Friday, January 06, 2006

If It Looks Like a Brownie and Smells Like a Brownie...

You know how we have this president who seems to think that congressional oversight, judicial constraints, the Constitution, and other people's opinions (unless you can keep them under 10 minutes and accompanied by a camera crew) are merely obstacles to overcome on the path to supreme and ultimate power?

Yeah, well, King George is at it again. The other day, he made seventeen recess appointments. That's seventeen of the best and brightest Bush cronies with little or no experience installed at the highest levels of government. A recess appointment is supposed to be used in emergencies. For example, say the secretary of state dies while congress is on vacation. The president can install a new secretary of state and they have something like a year term, during which he can nominate him to the Senate for regular approval. Bush's own party controls the Senate as you may recall, but these seventeen Bush BFFs are so grossly unqualified that he was worried they wouldn't get approved, even by that pack of obsequious ass-kissers. So he shoved them into office, like the good little dictator he is, while everyone was out of town, or more accurately just before everyone got back. Some highlights:

  • Julie Myers (Head of the Immigration and Customs Enforcement bureau at the Department of Homeland Security): Myers, a niece of former Joint Chiefs of Staff chairman Richard B. Myers and the wife of the chief of staff to Homeland Security Secretary Michael Chertoff, had been criticized by Republicans and Democrats who charged that she lacked experience in immigration matters.

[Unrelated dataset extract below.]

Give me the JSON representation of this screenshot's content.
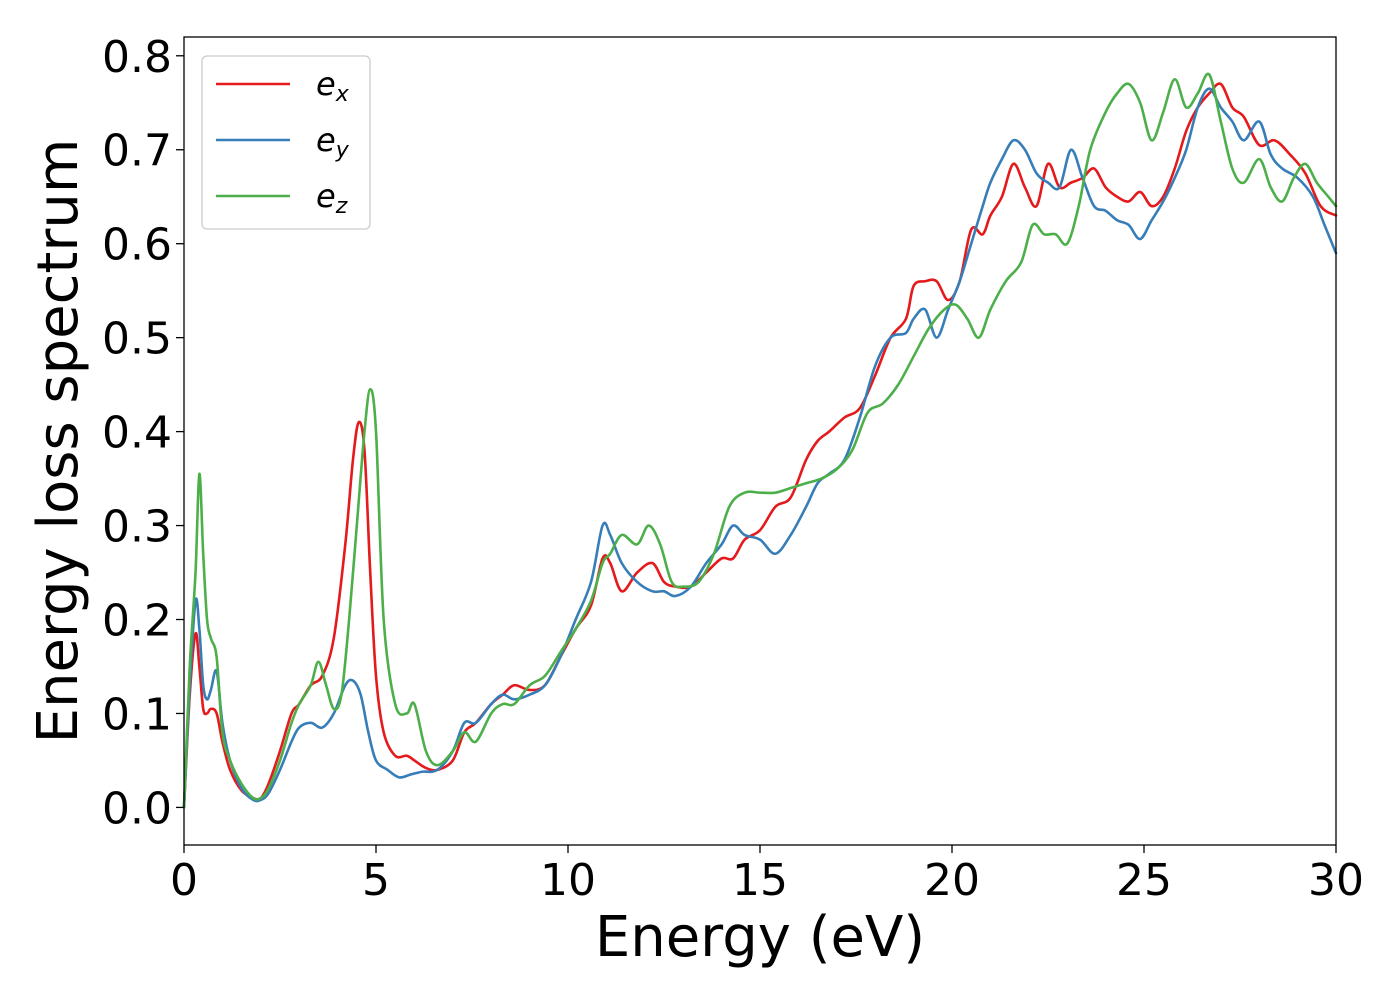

    Myers's nomination faced a bruising and potentially embarrassing fight on the Senate floor, where Democrats were prepared to argue that politics, not merit, drove her selection for an important job preventing terrorists and weapons from entering the country.

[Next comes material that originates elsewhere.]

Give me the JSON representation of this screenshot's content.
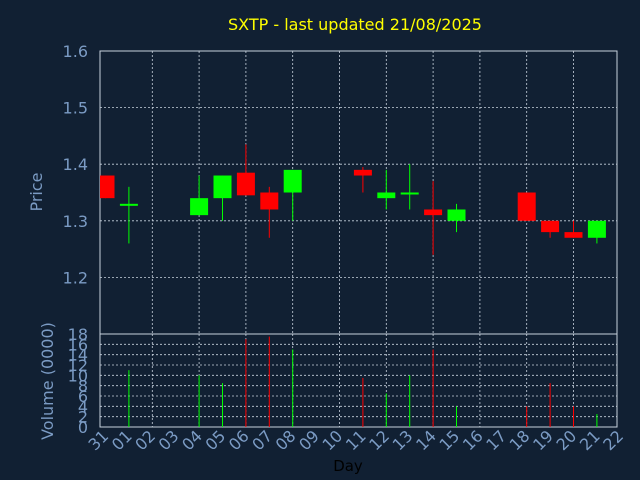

  • Hans von Spakovsky (Federal Election Commission – you know, the agency that makes sure the voting is fair and accurate): played a key role in the Texas redistricting case. Minority rights groups have questioned his role in overruling career Justice lawyers who recommended rejection of the Texas redistricting map on grounds that minority voters would be harmed. [Ed. – that quote is being too kind. He overruled over a dozen career Justice lawyers who unanimously declared that redrawing the Texas voting map was unconstitutional.]
But the winner of this year's most grossly unqualified for the job, most blatantly politically motivated crony appointment is...
  • Ellen Sauerbrey (Assistant Secretary of State for Population, Refugees, and Migration): With a $700 million annual budget, the department formulates America's response to refugee crises all over the world. So in October 2005, when Bush picked Ellen Sauerbrey, right-wing social conservative with little background in international affairs, to replace Arthur ("Gene") Dewey, a career foreign policy official, newspapers all over the country -- including the New York Times, the Washington Post, the San Antonio Express-News, the Miami Herald and the Charlton Gazette -- came out against her. During her October Senate hearings, Sen. Barack Obama, D-Ill., said, "It doesn't appear that you have very specific experience." Given Sauerbrey's weak résumé for the position, Sen. Barbara Boxer, D-Calif., convinced the Senate Foreign Relations Committee to put off a vote on her nomination until after the winter break. At the time, there seemed a slim possibility that the appointment would be defeated.

    Her lack of qualifications are so glaring that two of the last three people to hold the position -- Democrat Phyllis E. Oakley and Republican Julia Taft, both of whom served under Clinton -- signed a letter to the Senate Foreign Relations Committee opposing her confirmation.

    "Her job description is to help coordinate humanitarian assistance across the globe, but it's clear that her first concern will always be to appease America's extreme right," Rep. Carolyn Maloney, D-N.Y., tells Salon in an e-mail. "There's a reason the president had to sneak this appointment past the Senate. I am sure when her appointment ends in a year, the president will proclaim that she did a 'heckuva job,' just like he told Michael Brown, but I fear that the world community will be telling a different story."

    The comparison to Brown may be misleading, though, as Sauerbrey will have to deal with significantly more complex crises involving wars and disasters all over the world.

    A darling of the religious right, Sauerbrey lost two races for the Maryland governorship and went on to become a TV talk show host and Maryland chairman of Bush's 2000 presidential campaign. She had no international experience until Bush appointed her U.S. ambassador to the U.N. Commission on the Status of Women. There, she was notorious for her active opposition to programs that expand women's access to contraception. She infuriated representatives of other countries by working to scuttle international agreements that codify women's right to reproductive healthcare. In March, she was loudly booed by delegates at a U.N. women's conference in New York -- a rare occurrence -- for her comments endorsing abstinence education as the best way to fight HIV.
There you have it folks, Michael Brown on an international scale. A woman in charge of refugee crises who thinks the best way to solve the world's problems is to stop sinning. God fucking help us.

1 comment:

Matthew Smith said...

Perhaps Michael Brown is too kind a comparison. Brownie was simply inept; Sauerbrey sounds dangerously devious - think Dick Cheney with a B-cup.

On second thought, don't think about Dick Cheney with a B-Cup. No one needs that kind of nightmare.